A Missing Witness to Fuller: Mickiewicz, Emerson, and the Woman Reformer
By examining a lesser-known witness to Margaret Fuller’s life and legacy—the Polish writer and political activist Adam Mickiewicz—Gosia Sklodowska shows how his recognition of Fuller as a fully embodied, prophetic reformer exposes the limits of the memorial logic through which her legacy was canonized.
After Margaret Fuller’s tragic death in 1850, Ralph Waldo Emerson, together with William Henry Channing and James Freeman Clarke, co-edited the Memoirs of Margaret Fuller Ossoli (1852). In a letter to the literary critic and historian Thomas Carlyle, Emerson hinted at the animating logic behind the Memoirs: the building of a “cairn.”[1] This well-intentioned approach of Fuller’s grief-stricken friends, striving to create a respectable memorial, protective of Fuller’s reputation, was not without consequence.
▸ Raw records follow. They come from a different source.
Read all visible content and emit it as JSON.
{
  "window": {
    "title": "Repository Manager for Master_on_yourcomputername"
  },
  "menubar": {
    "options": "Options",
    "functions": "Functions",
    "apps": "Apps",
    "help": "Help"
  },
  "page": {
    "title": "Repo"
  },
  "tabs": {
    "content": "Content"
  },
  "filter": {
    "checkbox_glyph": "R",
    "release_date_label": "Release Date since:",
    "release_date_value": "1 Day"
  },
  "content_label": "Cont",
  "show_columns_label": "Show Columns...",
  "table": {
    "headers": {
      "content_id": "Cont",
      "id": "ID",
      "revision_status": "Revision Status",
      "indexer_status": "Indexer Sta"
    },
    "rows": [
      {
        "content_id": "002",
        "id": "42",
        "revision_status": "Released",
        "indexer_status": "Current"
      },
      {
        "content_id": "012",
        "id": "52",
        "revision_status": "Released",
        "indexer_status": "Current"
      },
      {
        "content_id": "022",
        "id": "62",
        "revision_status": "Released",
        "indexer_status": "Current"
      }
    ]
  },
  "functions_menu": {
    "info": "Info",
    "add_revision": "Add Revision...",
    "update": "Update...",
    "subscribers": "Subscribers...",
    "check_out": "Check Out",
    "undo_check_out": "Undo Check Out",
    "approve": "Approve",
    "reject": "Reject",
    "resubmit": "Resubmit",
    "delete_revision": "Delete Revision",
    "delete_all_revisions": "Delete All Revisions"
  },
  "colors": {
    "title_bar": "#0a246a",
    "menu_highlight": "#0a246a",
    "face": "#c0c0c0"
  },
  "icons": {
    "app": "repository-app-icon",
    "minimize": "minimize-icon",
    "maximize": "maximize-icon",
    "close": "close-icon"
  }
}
The Memoirs paint a particular portrait of Fuller for posterity by condensing her letters (and those of her correspondents), smoothing the edges of Fuller’s life and person, and leaving out certain witnesses.[2] Among the many voices bearing witness to Fuller’s life in the Memoirs, one is conspicuously missing: Adam Mickiewicz (1798-1855), one of Poland’s greatest poets, a religious revolutionary in exile in France, and, crucially for Transcendentalism’s own transatlantic story, an early conduit for Emerson’s influence in Europe.
Mickiewicz was not a marginal figure in Fuller’s European life[3], nor an acquaintance Emerson could plausibly have overlooked. Fuller wrote to Emerson about Mickiewicz with much intensity and detail, and Emerson himself acknowledges him, albeit briefly, in their correspondence, referring to him as a “Polander.”[4] Mickiewicz’s ten original letters to Fuller are held in the Harvard archives, preserved because Fuller made careful copies and circulated them among friends. One of Mickiewicz’s lines to her hints at why she valued them so highly: “I encountered in you a true person.”[5]
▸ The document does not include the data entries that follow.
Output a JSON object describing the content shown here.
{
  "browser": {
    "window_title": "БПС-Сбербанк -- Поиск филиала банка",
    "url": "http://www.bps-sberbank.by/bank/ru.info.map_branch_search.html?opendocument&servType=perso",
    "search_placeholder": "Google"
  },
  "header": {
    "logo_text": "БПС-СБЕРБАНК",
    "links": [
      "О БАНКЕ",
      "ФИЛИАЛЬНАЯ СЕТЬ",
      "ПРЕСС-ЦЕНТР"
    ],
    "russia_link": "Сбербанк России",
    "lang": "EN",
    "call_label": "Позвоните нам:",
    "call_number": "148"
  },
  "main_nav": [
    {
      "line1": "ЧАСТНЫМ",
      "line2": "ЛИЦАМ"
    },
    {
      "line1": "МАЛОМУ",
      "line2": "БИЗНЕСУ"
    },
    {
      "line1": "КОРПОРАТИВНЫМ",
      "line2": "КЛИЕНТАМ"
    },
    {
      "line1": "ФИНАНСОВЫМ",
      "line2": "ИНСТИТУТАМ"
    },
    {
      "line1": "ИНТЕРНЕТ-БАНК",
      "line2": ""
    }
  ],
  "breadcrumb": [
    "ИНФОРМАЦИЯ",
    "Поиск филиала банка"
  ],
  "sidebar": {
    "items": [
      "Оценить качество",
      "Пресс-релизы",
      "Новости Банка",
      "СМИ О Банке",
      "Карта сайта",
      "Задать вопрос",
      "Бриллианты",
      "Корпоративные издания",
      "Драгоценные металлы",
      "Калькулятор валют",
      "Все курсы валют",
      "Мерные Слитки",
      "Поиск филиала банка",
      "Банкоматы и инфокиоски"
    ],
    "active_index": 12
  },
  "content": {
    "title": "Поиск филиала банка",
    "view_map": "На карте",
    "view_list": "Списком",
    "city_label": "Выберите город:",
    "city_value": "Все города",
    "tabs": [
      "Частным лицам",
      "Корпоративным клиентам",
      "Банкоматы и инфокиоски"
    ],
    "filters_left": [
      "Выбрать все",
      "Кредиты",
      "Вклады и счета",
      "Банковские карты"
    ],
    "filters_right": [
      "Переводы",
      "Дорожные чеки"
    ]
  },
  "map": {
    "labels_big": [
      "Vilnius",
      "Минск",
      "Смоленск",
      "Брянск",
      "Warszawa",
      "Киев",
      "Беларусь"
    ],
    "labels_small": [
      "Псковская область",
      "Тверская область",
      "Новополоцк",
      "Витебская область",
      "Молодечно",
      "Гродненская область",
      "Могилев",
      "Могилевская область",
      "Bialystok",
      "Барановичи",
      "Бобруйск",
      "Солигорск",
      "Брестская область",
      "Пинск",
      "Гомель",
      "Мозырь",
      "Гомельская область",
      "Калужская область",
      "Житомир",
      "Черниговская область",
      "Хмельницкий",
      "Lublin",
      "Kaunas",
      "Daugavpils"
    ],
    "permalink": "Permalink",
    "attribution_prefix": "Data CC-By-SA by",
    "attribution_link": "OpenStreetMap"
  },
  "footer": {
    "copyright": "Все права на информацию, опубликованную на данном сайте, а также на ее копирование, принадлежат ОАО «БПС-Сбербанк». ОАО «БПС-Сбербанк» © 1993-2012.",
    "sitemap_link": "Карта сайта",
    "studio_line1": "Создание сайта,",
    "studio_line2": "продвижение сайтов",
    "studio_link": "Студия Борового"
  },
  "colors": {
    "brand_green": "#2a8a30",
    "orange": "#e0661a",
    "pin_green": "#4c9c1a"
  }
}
In the early 1840s, Mickiewicz held the chair of Slavic languages and literatures at the Collège de France, where he lectured to packed rooms and frequently quoted from Emerson’s essays, including “Self-Reliance,” “Intellect,” “Over-Soul,” and “Man the Reformer.”[6] Later, in La Tribune des Peuples, of which he was the editor, Mickiewicz published his French translations of Emerson.
Fuller was a fulcrum in Transcendentalism’s history, both in New England and in its transatlantic reach. She promoted the circulation of Transcendentalism, first through its periodical, The Dial, which she edited for two years, and later, while in Europe, through personal connections and correspondence. In a letter dated March 15, 1847, she tells Emerson that she has sent his poems to Mickiewicz. Fuller promoted Emerson abroad and also tried to draw him into conversation with Mickiewicz. When she finally met Mickiewicz in Paris, in February 1847, Fuller recognized in him “the man I had long wished to see,” a rare balance of “intellect and passions… in due proportion,” with “a soul constantly inspiring.”[7] And similarly, Mickiewicz registered her as a whole presence: intellect and passion, beauty and spiritual authority, a figure with a prophetic charge.
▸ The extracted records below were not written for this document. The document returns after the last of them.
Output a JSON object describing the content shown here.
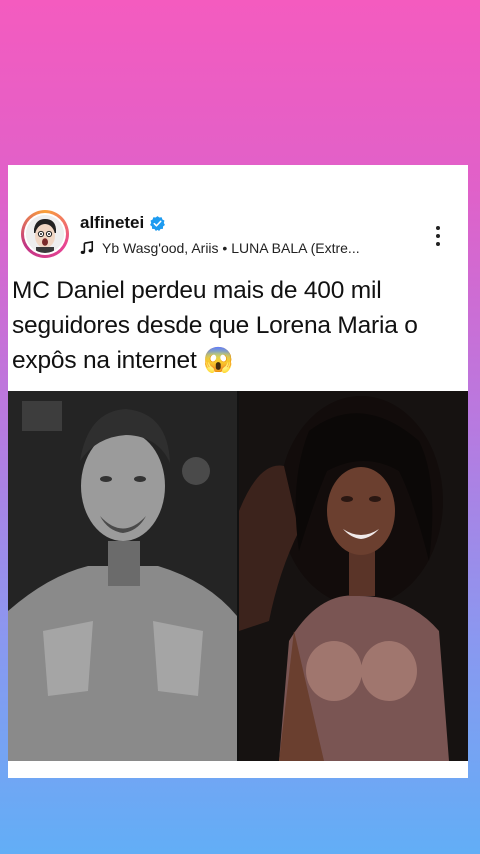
{
  "post": {
    "username": "alfinetei",
    "music": "Yb Wasg'ood, Ariis • LUNA BALA (Extre...",
    "headline_text": "MC Daniel perdeu mais de 400 mil seguidores desde que Lorena Maria o expôs na internet",
    "headline_emoji": "😱"
  },
  "icons": {
    "verified": "verified-badge-icon",
    "music": "music-note-icon",
    "more": "more-vertical-icon"
  },
  "colors": {
    "verified_blue": "#1d9bf0",
    "text": "#111111",
    "background_top": "#f45bbf",
    "background_bottom": "#62aef6"
  }
}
Fuller found in Mickiewicz a form of recognition she could not reliably receive in New England, and that even some of her closest friends could not offer. Consider Emerson’s “Man the Reformer.” In it, Emerson speaks of reformers in patently universalist terms—the same divine spark and moral capacity reside in every person, Emerson believed—but then imagines and addresses that reformer as male[8]. This mismatch echoes problems sometimes found in Emerson’s journals. In a striking entry, after a conversation with Fuller in March 1843 about women’s “state and duties,” and right before her planned publication of “The Great Lawsuit: Man vs. Men; Woman vs. Women,” Emerson writes that woman is “a docile daughter of God… endeavoring to hear the divine word and to convey it to me.”[9]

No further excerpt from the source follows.